8 Distributions over Languages
(defn prefix? [pr str]
(if (> (count pr) (count str))
false
(if (empty? pr)
true
(if (= (first pr) (first str))
(prefix? (rest pr) (rest str))
false))))
We have now seen how we can use formal languages, or sets of strings, as a model of natural language structure. We have also introduced the idea of describing natural languages in terms of computational processes such as recognizers and generators. With these tools in hand, we now have a framework in which we can plausibly begin to build some models of natural language which are computationally precise.
Before going further, it is useful to consider one more extension of our formal language theoretic model. In our basic model so far, a string is either in a formal language \(L\) or outside of the formal language \(L\), that is, in \((V^* - L)\), but we have no measure distinguishing how prototypical, frequent, or common a string is within a language language. It is useful, for these reasons and others, to introduce the idea of a probability distribution over a formal language or a probabilistic formal language.
A probabilistic formal language is just a formal language where each string \(s\) is associated with a probability \(p(s)\). The function \(p(s)\) satisfies two constraints. First, every probability is a number between \(0\) and \(1\), that is, \(p(s) \in [0,1]\). Second, summing \(p(s)\) over all elements in \(L\) gives \(1\), that is, \(\sum_{s \in L} p(s) = 1\). We refer to the function \(p\) that returns the probability of each string as a probability mass function—this is the term used for such functions when defined on discrete sets. We will talk more about probability mass functions later in the book when we introduce random variables.

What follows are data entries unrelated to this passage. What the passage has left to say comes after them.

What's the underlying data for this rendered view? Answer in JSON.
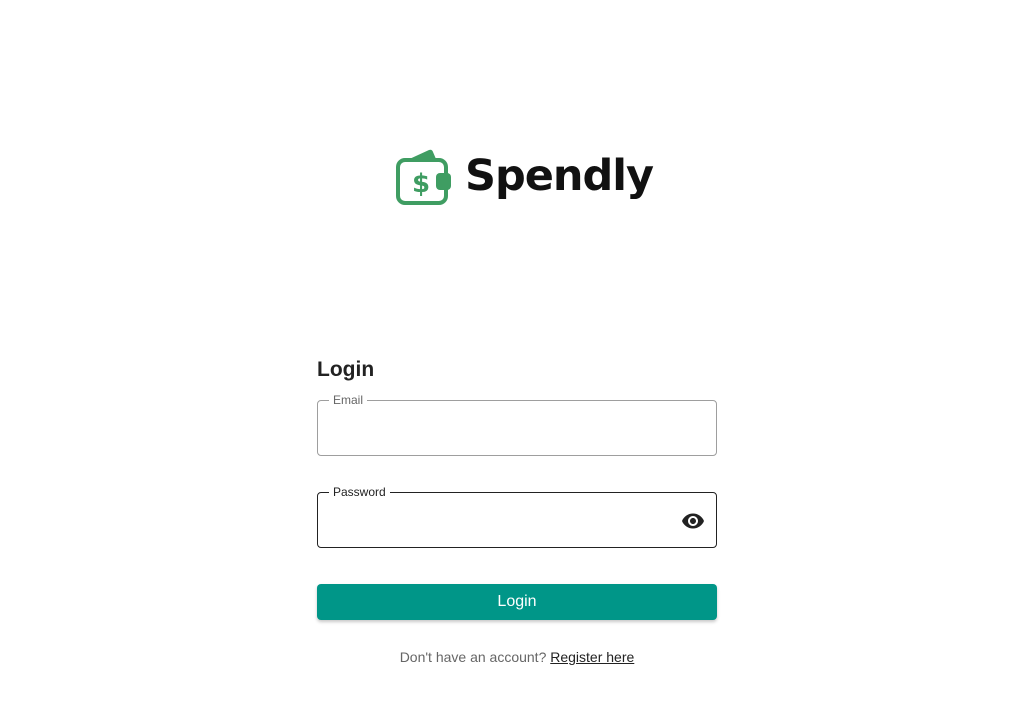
{
  "brand": {
    "name": "Spendly",
    "icon": "wallet-dollar-icon",
    "accent_color": "#3f9d62"
  },
  "login_form": {
    "title": "Login",
    "email": {
      "label": "Email",
      "value": "",
      "placeholder": ""
    },
    "password": {
      "label": "Password",
      "value": "",
      "placeholder": "",
      "toggle_icon": "eye-icon"
    },
    "submit_label": "Login",
    "submit_color": "#009688",
    "register_prompt": "Don't have an account?",
    "register_link": "Register here"
  }
}
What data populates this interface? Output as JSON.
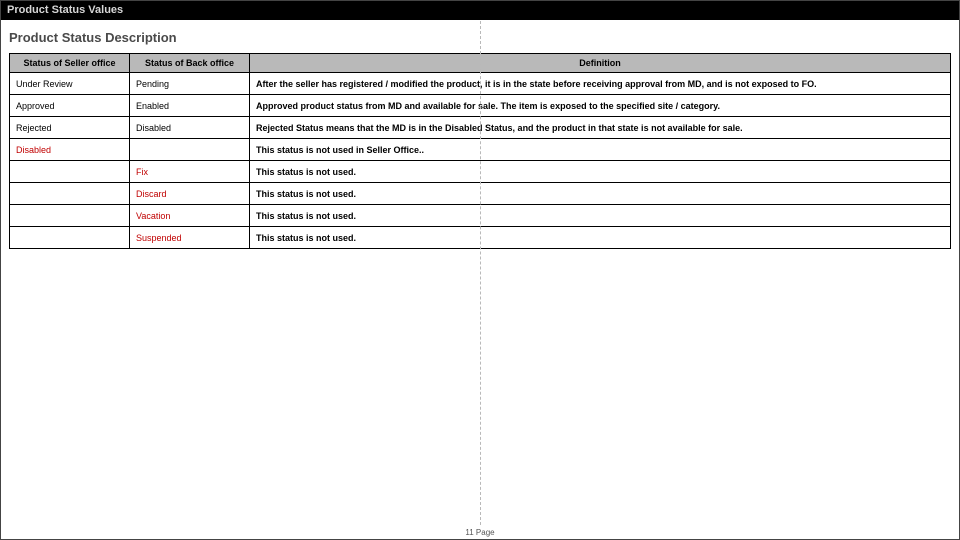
{
  "header": {
    "title_bar": "Product Status Values",
    "section_title": "Product Status Description"
  },
  "table": {
    "columns": {
      "seller": "Status of Seller office",
      "back": "Status of Back office",
      "definition": "Definition"
    },
    "rows": [
      {
        "seller": "Under Review",
        "seller_red": false,
        "back": "Pending",
        "back_red": false,
        "definition": "After the seller has registered / modified the product, it is in the state before receiving approval from MD, and is not exposed to FO."
      },
      {
        "seller": "Approved",
        "seller_red": false,
        "back": "Enabled",
        "back_red": false,
        "definition": "Approved product status from MD and available for sale. The item is exposed to the specified site / category."
      },
      {
        "seller": "Rejected",
        "seller_red": false,
        "back": "Disabled",
        "back_red": false,
        "definition": "Rejected Status means that the MD is in the Disabled Status, and the product in that state is not available for sale."
      },
      {
        "seller": "Disabled",
        "seller_red": true,
        "back": "",
        "back_red": false,
        "definition": "This status is not used in Seller Office.."
      },
      {
        "seller": "",
        "seller_red": false,
        "back": "Fix",
        "back_red": true,
        "definition": "This status is not used."
      },
      {
        "seller": "",
        "seller_red": false,
        "back": "Discard",
        "back_red": true,
        "definition": "This status is not used."
      },
      {
        "seller": "",
        "seller_red": false,
        "back": "Vacation",
        "back_red": true,
        "definition": "This status is not used."
      },
      {
        "seller": "",
        "seller_red": false,
        "back": "Suspended",
        "back_red": true,
        "definition": "This status is not used."
      }
    ]
  },
  "footer": {
    "page_label": "11 Page"
  }
}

If our language \(L\) consisted of two strings, say \(\{a, abba\}\), we could specify a probability distribution by specifying a probability for each string, such that all of the probabilities add up to \(1\). For examples, we could specify that \(p(a)=0.5\) and \(p(abba)=0.5\). We can picture this with a barplot.
(barplot '(a abba)
'(0.5 0.5))
Alternatively we could have specified that \(p(a)=0.7\) and \(p(abba)=0.3\) giving the following barplot.
(barplot '(a abba) '(0.7 0.3))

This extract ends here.